Risque de statuquo militaire
L’arrivée des troupes kényanes autour de Goma et la pression diplomatique maximale qui pèse maintenant sur le M23, le Rwanda et l’Ouganda, pourrait signer un tournant décisif dans le conflit. Le M23 pourrait en effet effectuer quelques replis stratégiques et laisser s’installer les forces régionales d’Afrique de l’Est. Ce scénario, c’est celui avancé par Emmanuel Macron, en marge du Sommet de la Francophonie de Djerba.
Le président français plaide pour un soutien des processus de Nairobi et de Luanda avec un retrait progressif du M23 et le déploiement des forces est-africaines. La question est maintenant de savoir si ce scénario ne risque pas de figer une situation militaire où il n’y aurait que des perdants : le M23 en acceptant de reculer et le gouvernement congolais en ne récupérant pas l’intégralité de son territoire, qui serait occupé par les forces d’Afrique de l’Est.
Vers une zone tampon ?
Ce statu quo inquiète à Kinshasa.
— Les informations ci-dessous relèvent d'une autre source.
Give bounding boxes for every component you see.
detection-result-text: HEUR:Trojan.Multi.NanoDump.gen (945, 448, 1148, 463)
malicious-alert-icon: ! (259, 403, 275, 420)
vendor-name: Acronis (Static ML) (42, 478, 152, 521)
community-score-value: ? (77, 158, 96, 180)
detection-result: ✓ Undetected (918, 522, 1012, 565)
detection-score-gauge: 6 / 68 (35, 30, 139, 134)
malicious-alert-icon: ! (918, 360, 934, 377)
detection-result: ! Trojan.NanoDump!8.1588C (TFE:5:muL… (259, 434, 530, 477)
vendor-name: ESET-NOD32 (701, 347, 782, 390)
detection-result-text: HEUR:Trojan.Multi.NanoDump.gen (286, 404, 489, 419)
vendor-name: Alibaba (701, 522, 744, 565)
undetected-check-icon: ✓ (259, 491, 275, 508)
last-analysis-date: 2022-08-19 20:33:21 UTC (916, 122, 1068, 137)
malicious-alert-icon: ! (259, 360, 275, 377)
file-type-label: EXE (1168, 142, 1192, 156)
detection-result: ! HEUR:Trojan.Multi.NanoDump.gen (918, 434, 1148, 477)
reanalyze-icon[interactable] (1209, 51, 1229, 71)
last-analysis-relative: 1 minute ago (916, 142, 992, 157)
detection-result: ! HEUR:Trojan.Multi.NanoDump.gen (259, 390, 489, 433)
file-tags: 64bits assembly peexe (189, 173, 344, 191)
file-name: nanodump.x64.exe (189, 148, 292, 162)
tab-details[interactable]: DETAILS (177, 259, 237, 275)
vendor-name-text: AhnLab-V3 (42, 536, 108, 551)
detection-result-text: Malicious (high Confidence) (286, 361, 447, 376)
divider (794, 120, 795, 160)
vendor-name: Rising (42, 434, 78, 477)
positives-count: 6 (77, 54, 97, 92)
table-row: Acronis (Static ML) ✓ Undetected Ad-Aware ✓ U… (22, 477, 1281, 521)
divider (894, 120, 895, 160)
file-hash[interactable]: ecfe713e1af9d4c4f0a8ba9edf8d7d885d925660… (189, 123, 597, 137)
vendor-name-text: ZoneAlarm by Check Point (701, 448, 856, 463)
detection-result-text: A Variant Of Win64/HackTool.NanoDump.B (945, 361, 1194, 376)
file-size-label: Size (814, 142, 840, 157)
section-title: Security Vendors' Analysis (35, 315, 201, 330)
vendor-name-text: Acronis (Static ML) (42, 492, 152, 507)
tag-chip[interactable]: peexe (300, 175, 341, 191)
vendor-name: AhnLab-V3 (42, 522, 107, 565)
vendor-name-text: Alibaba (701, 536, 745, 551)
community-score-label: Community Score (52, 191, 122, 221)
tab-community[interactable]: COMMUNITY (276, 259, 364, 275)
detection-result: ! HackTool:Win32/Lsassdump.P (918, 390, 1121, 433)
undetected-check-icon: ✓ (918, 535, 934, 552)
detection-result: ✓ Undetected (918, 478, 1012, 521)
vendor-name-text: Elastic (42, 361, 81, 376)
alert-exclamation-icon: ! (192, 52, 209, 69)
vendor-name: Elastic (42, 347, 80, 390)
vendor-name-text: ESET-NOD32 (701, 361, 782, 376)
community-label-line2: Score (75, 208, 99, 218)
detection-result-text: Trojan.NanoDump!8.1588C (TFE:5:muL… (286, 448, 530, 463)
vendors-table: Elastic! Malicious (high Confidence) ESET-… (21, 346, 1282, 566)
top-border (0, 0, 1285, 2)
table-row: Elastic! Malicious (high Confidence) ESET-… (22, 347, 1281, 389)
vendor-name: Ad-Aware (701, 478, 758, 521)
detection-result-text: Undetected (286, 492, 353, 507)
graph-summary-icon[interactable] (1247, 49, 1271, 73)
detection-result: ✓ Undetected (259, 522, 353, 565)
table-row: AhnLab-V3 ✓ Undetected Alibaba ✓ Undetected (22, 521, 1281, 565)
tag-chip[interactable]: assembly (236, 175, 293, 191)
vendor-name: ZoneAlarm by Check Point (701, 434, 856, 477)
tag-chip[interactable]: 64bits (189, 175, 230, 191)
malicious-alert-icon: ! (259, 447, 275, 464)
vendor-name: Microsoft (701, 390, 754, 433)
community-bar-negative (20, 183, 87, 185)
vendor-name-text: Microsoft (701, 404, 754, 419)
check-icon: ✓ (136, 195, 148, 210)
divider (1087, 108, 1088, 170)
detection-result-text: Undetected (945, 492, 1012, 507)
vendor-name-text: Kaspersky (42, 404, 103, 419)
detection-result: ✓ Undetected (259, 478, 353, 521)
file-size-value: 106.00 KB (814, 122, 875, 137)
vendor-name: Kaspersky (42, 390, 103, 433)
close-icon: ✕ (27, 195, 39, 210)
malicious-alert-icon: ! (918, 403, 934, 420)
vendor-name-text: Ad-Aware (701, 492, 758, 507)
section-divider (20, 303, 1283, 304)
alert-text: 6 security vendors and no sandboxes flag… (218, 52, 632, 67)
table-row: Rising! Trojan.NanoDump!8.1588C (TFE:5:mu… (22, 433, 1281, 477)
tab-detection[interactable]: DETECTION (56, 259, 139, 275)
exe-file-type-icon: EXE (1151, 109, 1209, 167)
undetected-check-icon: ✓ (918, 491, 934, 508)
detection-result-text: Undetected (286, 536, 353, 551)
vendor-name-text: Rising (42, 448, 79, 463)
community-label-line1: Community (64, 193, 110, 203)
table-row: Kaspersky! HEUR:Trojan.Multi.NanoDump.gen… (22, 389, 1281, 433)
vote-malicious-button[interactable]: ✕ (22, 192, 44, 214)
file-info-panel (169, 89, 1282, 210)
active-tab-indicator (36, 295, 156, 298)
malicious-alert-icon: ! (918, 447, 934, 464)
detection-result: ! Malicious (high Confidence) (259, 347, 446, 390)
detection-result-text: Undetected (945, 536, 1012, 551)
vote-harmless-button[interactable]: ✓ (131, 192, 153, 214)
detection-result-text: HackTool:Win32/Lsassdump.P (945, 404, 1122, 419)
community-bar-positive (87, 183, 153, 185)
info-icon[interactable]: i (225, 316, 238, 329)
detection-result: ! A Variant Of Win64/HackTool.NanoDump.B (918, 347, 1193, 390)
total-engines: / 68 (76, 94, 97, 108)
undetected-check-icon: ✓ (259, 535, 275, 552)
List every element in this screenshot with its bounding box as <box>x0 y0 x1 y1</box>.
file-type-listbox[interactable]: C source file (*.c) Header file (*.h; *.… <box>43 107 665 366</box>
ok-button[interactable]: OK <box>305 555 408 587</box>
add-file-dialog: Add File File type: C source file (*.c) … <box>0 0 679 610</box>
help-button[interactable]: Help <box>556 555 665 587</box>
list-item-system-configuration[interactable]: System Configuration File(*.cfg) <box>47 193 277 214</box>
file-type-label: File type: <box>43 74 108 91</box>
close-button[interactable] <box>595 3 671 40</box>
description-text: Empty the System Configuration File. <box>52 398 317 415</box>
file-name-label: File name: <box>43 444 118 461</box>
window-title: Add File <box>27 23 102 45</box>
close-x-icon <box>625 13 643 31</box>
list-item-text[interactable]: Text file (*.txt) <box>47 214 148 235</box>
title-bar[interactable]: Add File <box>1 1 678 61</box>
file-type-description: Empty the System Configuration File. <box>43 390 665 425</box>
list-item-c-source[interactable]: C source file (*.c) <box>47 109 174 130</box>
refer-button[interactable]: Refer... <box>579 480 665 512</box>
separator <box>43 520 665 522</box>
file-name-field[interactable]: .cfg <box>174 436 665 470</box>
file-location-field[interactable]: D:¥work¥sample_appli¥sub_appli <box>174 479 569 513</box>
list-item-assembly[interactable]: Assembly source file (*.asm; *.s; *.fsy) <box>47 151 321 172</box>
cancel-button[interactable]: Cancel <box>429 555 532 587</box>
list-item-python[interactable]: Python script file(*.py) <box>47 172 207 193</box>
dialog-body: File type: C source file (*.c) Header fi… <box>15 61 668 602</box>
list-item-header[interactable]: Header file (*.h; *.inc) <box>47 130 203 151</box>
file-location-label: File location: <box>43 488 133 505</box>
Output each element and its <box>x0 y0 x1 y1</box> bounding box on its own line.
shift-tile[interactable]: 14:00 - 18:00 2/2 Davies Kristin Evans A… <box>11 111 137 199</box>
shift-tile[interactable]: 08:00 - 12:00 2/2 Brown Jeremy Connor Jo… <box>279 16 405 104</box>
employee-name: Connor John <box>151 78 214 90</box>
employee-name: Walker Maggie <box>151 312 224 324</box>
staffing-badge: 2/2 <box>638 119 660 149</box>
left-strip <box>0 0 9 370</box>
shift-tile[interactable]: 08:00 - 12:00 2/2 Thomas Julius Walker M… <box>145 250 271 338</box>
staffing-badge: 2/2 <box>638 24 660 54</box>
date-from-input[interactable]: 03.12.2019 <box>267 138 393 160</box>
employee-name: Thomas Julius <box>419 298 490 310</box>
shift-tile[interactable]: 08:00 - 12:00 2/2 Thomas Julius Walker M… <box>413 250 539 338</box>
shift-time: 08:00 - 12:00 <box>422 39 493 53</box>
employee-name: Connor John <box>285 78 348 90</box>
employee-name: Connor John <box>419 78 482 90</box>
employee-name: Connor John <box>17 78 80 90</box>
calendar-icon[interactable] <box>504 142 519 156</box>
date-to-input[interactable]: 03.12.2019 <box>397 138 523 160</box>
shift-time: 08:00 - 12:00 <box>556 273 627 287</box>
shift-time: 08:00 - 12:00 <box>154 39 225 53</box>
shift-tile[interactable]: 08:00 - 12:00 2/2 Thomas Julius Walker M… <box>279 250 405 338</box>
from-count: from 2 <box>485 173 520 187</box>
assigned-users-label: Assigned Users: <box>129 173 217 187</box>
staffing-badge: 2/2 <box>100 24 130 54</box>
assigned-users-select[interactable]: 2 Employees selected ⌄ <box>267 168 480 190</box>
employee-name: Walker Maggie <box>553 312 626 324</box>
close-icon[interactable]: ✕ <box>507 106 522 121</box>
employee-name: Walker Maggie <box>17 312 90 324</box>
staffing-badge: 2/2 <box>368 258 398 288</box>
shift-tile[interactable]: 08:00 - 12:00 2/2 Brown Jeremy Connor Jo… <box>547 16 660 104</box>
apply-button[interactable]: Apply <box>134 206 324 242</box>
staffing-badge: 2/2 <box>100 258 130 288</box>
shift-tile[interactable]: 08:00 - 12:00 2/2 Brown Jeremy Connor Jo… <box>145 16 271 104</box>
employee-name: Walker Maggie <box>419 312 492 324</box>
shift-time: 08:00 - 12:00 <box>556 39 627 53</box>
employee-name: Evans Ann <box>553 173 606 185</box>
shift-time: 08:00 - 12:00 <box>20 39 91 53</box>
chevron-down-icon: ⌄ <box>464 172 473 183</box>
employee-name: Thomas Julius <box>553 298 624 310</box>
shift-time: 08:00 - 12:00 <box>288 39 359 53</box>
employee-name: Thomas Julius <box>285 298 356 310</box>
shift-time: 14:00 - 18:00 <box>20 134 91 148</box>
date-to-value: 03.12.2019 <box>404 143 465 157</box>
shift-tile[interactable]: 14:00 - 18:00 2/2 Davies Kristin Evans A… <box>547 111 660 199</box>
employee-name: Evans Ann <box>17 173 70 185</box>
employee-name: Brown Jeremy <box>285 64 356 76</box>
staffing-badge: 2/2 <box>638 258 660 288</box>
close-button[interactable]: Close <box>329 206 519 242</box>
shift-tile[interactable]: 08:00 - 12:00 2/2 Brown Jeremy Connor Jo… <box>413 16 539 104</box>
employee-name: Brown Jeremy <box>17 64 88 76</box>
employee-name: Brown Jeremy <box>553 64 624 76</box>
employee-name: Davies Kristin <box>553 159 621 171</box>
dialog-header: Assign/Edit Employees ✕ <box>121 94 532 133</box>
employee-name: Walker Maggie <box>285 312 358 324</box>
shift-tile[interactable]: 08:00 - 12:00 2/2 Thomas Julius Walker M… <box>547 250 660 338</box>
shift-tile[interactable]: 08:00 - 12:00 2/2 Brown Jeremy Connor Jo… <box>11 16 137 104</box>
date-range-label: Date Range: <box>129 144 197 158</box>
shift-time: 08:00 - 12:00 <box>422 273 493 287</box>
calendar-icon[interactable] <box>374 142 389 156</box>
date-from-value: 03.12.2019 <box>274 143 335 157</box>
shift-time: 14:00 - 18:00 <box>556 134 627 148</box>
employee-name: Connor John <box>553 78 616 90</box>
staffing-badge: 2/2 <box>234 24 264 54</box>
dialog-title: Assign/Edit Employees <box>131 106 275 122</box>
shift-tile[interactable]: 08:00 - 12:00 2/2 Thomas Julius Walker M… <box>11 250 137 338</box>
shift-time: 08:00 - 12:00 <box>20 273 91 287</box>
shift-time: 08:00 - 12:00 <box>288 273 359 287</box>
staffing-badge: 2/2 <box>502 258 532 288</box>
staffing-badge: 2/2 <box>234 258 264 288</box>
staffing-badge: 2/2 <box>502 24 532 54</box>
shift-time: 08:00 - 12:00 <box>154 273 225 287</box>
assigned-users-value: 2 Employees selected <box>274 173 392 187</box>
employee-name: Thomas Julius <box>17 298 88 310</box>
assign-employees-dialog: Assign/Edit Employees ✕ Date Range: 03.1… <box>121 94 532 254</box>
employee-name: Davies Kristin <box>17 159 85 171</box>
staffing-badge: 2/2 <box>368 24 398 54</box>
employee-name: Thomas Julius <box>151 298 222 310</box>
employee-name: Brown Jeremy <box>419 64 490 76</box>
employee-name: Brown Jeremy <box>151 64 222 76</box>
C’est le cas du député congolais Juvénal Munubo qui redoute qu’«un retrait du M23 sans un plan de retrait, de désengagement total et de récupération par le gouvernement, laisse un flou ».
L’élu de Walikale, qui est aussi membre de la commission de défense à l’Assemblée nationale, souhaiterait avant tout «éviter la création d’une zone tampon». Selon lui, « la force régionale devrait être une force offensive d’imposition de la paix et non d’interposition ». Et pour l’instant, peu d’experts militaires imaginent, en effet, l’armée kényane aller affronter le M23 sur la ligne de front. Au Nord-Kivu, on redoute que la force régionale d’Afrique de l’Est ne se retrouve dans la même situation que celle des casques bleus de la Monusco, qui ont échoué pendant de longues années à ramener la paix au Congo.